Metric name | Data type | Description |
---|---|---|
relid |
OID |
Unique identifier of the table that contains the vector index. |
indexrelid |
OID |
Unique identifier of the vector index. |
schemaname |
NAME |
Name of the schema to which index belongs. |
relname |
NAME |
Name of the table that contains the index. |
indexrelname |
NAME |
Name of the index. |
indextype |
NAME |
Type of the index. This value is always set to postgres_ann . |
indexconfig |
TEXT[] |
Configuration, such as leaves count and quantizer, defined for the index when it was created. |
indexsize |
TEXT |
Size of the index. |
indexscan |
BIGINT |
Number of index scans initiated on the index. |
Tuning metrics
Tuning metrics provide insights into your current index optimization, allowing you to apply recommendations for faster query performance.

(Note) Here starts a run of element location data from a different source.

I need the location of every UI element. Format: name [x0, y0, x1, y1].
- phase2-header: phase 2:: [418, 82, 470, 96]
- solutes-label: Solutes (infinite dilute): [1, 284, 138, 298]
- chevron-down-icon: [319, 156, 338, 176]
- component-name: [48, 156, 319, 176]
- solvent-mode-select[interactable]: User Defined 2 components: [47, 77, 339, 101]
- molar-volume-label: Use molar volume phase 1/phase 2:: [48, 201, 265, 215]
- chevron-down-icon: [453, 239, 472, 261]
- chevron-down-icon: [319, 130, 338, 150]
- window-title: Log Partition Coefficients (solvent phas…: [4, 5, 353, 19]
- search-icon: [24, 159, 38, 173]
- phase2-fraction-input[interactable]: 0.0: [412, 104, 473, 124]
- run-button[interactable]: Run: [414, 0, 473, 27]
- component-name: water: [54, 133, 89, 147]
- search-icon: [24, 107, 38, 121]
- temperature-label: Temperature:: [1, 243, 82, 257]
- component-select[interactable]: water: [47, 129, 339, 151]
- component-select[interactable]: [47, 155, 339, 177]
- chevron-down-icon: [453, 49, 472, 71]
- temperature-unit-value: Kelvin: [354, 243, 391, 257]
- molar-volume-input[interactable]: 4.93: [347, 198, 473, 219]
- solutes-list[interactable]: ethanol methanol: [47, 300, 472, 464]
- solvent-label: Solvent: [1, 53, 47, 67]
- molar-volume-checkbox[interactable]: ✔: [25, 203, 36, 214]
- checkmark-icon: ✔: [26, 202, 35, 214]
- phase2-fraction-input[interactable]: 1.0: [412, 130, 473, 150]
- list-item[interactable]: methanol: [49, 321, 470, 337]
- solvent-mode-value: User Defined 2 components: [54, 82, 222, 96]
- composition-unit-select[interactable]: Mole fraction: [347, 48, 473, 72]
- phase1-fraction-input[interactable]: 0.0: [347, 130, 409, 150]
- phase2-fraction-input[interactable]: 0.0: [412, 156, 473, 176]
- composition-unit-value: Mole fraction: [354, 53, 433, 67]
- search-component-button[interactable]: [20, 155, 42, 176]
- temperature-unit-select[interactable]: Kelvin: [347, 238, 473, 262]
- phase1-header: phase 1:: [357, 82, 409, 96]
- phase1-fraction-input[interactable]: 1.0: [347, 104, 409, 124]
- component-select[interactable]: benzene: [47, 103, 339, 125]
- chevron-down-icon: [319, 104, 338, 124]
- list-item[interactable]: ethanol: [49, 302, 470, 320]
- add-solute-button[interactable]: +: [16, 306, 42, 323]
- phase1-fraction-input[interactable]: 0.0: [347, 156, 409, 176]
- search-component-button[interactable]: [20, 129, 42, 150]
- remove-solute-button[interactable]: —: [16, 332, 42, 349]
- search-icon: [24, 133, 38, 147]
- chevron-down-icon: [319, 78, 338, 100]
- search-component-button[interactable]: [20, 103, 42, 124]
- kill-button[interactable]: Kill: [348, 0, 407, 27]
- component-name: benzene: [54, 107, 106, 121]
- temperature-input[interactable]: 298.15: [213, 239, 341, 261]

Metric name | Data type | Description |
---|---|---|
insertcount |
BIGINT |
Number of insert operations on the index. This metric also includes any number of rows that existed before the index was created. |
updatecount |
BIGINT |
Number of update operations on the index. This metric doesn't take into account any HOT updates. |
deletecount |
BIGINT |
Number of delete operations on the index. |
distribution |
JSONB |
Vector distributions across all partitions for the index. The following fields show the distribution:
Note: Due to the inherent characteristics of the K-means clustering algorithm, there will always be some degree of variance in the distribution of vectors across partitions, even when the index is initially created. |
Tuning recommendation based on the metrics
- Mutation
- The
insertcount
,updatecount
, anddeletecount
metrics together show the changes or mutations in the vector for the index. - The index is created with a specific number of vectors and partitions. When operations such as insert, update, or delete are performed on the vector index, it only affects the initial set of partitions where the vectors reside. Consequently, the number of vectors in each partition fluctuates over time, potentially impacting recall, QPS, or both.
- If you encounter slowness or accuracy issues such as low QPS or poor recall, in your ANN search queries over time, then consider reviewing these metrics. A high number of mutations relative to the total number of vectors could indicate the need for reindexing.
- Distribution
- The
distribution
metric shows the vector distributions across all partitions. - When you create an index, it is created with a specific number of vectors and fixed partitions. The partitioning process and subsequent distribution occurs based on this consideration. If additional vectors are added, they are partitioned among the existing partitions, resulting in a different distribution compared to the distribution when the index was created. Since the final distribution does not consider all vectors simultaneously, the recall, QPS, or both might be affected.
- If you observe a gradual decline in the performance of your ANN search queries, such as slower response times or reduced accuracy in the results (measured by QPS or recall), then consider checking this metric and reindexing.